В отличие от юного Миколки юный Василий был совращен до своего появления в Петербурге. Но совратители его — те же взлелеянные петровской цивилизацией господа, которые погубили Миколку. (В этом смысле «офицеры» и «художник» суть понятия одного вида.) Достоевский, несомненно, увидел бы здесь подтверждение своей художественной правоты. Разврат не может исходить оттуда, где пребывает в своей нравственной целокупности «мужик Марей». Объектом противоестественных покушений (как социального, так и физиологического толка) становится сам народ-богоносец. И те, что страшно далеки от него, выступают в роли растлителей и убийц. (Недаром ставрогинский грех квалифицируется как Богоубийство.)

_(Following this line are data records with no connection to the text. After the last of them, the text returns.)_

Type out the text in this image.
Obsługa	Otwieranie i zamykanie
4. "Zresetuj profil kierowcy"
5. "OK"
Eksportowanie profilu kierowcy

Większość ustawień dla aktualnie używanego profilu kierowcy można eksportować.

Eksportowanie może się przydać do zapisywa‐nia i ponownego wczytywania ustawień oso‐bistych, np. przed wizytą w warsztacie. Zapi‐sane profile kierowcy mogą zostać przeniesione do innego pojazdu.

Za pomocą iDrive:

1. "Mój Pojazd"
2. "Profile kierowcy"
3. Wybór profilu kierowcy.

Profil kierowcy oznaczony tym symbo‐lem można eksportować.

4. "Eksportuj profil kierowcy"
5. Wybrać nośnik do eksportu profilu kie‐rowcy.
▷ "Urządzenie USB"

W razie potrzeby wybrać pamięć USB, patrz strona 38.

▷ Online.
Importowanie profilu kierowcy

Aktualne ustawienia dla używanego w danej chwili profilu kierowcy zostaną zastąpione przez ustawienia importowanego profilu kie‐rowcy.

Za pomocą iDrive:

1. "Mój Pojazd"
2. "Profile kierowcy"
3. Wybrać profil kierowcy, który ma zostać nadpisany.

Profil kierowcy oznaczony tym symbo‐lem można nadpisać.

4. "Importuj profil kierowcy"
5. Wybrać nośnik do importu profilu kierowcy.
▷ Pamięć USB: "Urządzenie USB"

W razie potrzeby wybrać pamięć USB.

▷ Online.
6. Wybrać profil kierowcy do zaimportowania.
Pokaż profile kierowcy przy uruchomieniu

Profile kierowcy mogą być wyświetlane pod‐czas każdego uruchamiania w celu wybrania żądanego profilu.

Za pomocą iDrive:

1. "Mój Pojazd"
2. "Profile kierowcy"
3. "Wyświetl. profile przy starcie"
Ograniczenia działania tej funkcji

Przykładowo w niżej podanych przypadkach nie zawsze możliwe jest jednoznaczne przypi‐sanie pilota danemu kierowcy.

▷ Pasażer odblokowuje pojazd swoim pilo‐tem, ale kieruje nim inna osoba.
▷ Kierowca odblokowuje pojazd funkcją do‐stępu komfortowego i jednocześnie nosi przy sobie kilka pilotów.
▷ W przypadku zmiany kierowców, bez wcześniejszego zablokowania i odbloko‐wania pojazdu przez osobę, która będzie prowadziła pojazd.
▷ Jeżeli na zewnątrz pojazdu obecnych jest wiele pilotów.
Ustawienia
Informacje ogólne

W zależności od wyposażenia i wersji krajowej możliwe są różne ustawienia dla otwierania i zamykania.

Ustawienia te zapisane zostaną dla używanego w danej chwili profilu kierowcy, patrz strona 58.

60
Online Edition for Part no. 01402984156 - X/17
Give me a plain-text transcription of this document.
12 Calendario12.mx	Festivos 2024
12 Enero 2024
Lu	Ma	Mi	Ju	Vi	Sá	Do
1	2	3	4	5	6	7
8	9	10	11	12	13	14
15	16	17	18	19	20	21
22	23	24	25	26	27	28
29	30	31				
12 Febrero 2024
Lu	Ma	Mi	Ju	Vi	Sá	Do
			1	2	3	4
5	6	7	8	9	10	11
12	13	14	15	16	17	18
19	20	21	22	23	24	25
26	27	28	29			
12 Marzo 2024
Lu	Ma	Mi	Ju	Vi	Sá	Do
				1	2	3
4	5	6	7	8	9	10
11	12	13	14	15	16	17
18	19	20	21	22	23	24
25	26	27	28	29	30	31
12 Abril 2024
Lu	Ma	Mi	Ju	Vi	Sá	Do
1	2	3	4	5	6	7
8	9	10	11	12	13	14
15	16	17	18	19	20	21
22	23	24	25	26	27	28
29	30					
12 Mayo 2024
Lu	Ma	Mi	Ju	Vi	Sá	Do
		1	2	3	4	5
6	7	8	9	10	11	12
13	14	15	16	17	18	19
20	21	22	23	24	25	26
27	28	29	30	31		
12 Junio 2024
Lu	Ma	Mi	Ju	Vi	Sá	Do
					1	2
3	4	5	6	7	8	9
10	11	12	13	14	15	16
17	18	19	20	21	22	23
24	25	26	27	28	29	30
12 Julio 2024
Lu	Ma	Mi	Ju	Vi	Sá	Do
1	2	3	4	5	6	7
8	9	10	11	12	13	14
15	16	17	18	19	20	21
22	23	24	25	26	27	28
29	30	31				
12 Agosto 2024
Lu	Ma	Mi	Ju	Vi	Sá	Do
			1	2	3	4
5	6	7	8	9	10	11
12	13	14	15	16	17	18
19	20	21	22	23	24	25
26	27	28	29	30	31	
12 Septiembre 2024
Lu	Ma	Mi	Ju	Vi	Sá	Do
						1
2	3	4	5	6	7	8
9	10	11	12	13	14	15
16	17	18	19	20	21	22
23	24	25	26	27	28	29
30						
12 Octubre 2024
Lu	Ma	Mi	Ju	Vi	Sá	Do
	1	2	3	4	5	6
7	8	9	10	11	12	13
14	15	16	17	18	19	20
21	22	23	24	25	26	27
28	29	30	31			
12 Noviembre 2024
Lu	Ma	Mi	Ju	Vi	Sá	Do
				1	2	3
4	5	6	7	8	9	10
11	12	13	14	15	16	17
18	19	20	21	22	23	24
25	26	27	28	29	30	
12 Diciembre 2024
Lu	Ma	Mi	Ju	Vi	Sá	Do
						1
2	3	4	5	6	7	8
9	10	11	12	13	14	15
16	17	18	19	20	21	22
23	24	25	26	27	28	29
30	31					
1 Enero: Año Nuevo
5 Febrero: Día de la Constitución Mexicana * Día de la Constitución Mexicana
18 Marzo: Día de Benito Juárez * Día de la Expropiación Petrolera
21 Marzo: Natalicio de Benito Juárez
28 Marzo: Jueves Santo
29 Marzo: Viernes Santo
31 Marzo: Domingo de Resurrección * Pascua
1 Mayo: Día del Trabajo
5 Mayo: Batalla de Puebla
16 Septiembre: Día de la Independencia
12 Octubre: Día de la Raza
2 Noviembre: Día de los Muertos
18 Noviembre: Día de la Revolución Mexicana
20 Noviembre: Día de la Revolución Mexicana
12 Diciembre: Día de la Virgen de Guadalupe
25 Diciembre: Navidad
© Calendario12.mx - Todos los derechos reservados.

Русский XIX век застанет содомию преимущественно в господской среде. (Хотя ранее в допетровские времена иноземцы наблюдали ее и в недрах трудового крестьянства.) Пушкин, как уже говорилось, склонен отнестись к ситуации иронически:

Содом, ты знаешь, был отмечен

Не только вежливым грехом...

Стихи эти посылаются Ф. Вигелю, эротические предпочтения которого не являлись для Пушкина секретом.

Не знаю, придут ли к тебе

Под вечер милых три красавца...

Сам поэт готов извинить «вежливый грех» при условии соблюдения приятелем в их дружественных сношениях строгого сексуального нейтралитета:

Тебе служить я буду рад —

Стихами, прозой, всей душою,

Но, Вигель,— пощади мой зад!

Достоевскому в отличие от Пушкина не до шуток. Он, как всегда, глобализирует проблему, рассматривая ее в контексте взаимоотношений интеллигенции и народа. Гомоэротическое насилие (в особенности если оно носит межсословный характер) способно, по его мнению, сыграть роль социального бумеранга.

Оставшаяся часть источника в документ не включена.